- Died: 1017
- Burial: Tavistock Abbey
- House: House of Wessex
- Father: Æthelred the Unready
- Mother: Ælfgifu of York

= Eadwig Ætheling =

Fifth of the six sons of King Æthelred the Unready

Eadwig Ætheling (sometimes also known as Eadwy or Edwy) (died 1017) was the fifth of the six sons of King Æthelred the Unready and his first wife, Ælfgifu. Eadwig is recorded as a witness to charters from 993.

When Sweyn Forkbeard conquered England in 1013, Æthelred fled to Normandy, but Eadwig, who had previously rarely been associated with his elder brothers, Æthelstan Ætheling and Edmund Ironside, remained behind with them in England. Sweyn died in February 1014, and Æthelred was restored to the throne. Æthelstan died in June 1014 and Æthelred in April 1016, leaving Edmund and Sweyn's son Cnut to dispute the throne. In October 1016 Cnut and Edmund agreed to divide England between them, but Edmund died a month later, leaving Cnut as undisputed king.

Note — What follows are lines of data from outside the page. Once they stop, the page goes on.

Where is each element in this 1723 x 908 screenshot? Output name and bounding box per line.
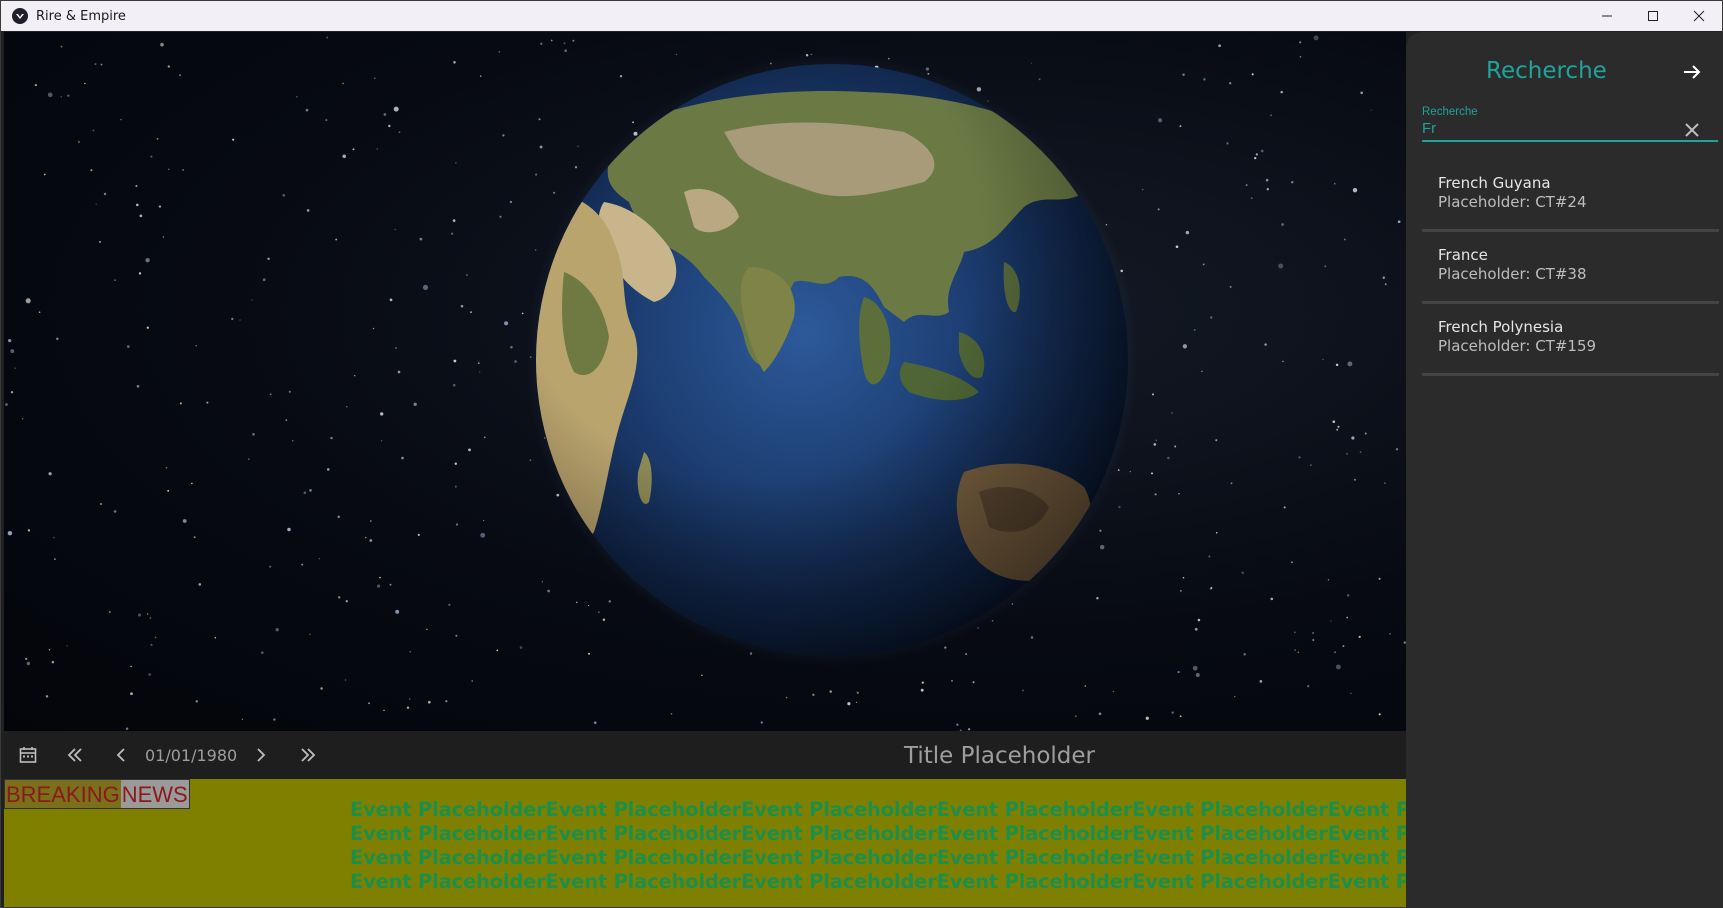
close-button[interactable]: [1676, 1, 1722, 31]
breaking-label: BREAKING: [5, 780, 121, 808]
close-icon: [1693, 10, 1705, 22]
divider: [1422, 373, 1719, 376]
earth-globe[interactable]: [4, 32, 1406, 731]
event-line: Event PlaceholderEvent PlaceholderEvent …: [350, 846, 1524, 869]
step-back-button[interactable]: [107, 741, 135, 769]
chevron-right-icon: [257, 748, 266, 762]
calendar-button[interactable]: [14, 741, 42, 769]
breaking-news-badge: BREAKING NEWS: [4, 779, 190, 809]
event-line: Event PlaceholderEvent PlaceholderEvent …: [350, 870, 1524, 893]
result-name: France: [1438, 246, 1488, 264]
calendar-icon: [19, 747, 37, 763]
event-list: Event PlaceholderEvent PlaceholderEvent …: [350, 798, 1524, 894]
title-bar[interactable]: Rire & Empire: [1, 1, 1722, 31]
timeline-controls: 01/01/1980 Title Placeholder: [4, 731, 1406, 779]
search-result-item[interactable]: France Placeholder: CT#38: [1422, 232, 1719, 304]
minimize-icon: [1602, 15, 1612, 17]
result-name: French Guyana: [1438, 174, 1551, 192]
result-name: French Polynesia: [1438, 318, 1564, 336]
arrow-right-icon[interactable]: [1680, 60, 1704, 84]
result-subtitle: Placeholder: CT#159: [1438, 337, 1597, 355]
app-logo-icon: [12, 8, 28, 24]
step-forward-button[interactable]: [247, 741, 275, 769]
current-date[interactable]: 01/01/1980: [145, 746, 237, 765]
chevron-left-icon: [116, 748, 125, 762]
maximize-button[interactable]: [1630, 1, 1676, 31]
window-title: Rire & Empire: [36, 8, 126, 24]
panel-title: Recherche: [1486, 58, 1607, 84]
search-result-item[interactable]: French Polynesia Placeholder: CT#159: [1422, 304, 1719, 376]
search-field-underline: [1422, 140, 1718, 142]
minimize-button[interactable]: [1584, 1, 1630, 31]
search-result-item[interactable]: French Guyana Placeholder: CT#24: [1422, 160, 1719, 232]
app-window: Rire & Empire 01/01/1980 Title Placehold…: [0, 0, 1723, 908]
page-title: Title Placeholder: [904, 743, 1095, 769]
result-subtitle: Placeholder: CT#38: [1438, 265, 1587, 283]
news-label: NEWS: [120, 780, 189, 808]
news-ticker: BREAKING NEWS Event PlaceholderEvent Pla…: [4, 779, 1524, 907]
jump-back-button[interactable]: [61, 741, 89, 769]
result-subtitle: Placeholder: CT#24: [1438, 193, 1587, 211]
maximize-icon: [1648, 11, 1658, 21]
search-panel: Recherche Recherche French Guyana Placeh…: [1406, 32, 1723, 908]
globe-viewport[interactable]: [4, 32, 1406, 731]
event-line: Event PlaceholderEvent PlaceholderEvent …: [350, 798, 1524, 821]
event-line: Event PlaceholderEvent PlaceholderEvent …: [350, 822, 1524, 845]
double-chevron-left-icon: [67, 748, 82, 762]
search-input[interactable]: [1422, 120, 1662, 137]
clear-icon[interactable]: [1680, 118, 1704, 142]
double-chevron-right-icon: [301, 748, 316, 762]
jump-forward-button[interactable]: [294, 741, 322, 769]
search-field-label: Recherche: [1422, 106, 1478, 118]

Eadwig, who was now the last surviving son by his father's first marriage, was banished in 1016 and then outlawed in 1017 by Cnut, however he was reconciled with Cnut the same year and allowed to live in England, but was murdered soon after at the instigation of Cnut, possibly after attempting to rally resistance in the south west. The Anglo-Saxon claim to the throne then passed to the elder son of Æthelred's second marriage, the future Edward the Confessor. Eadwig was buried at Tavistock Abbey in Devon, a place built by his uncle Ordwulf.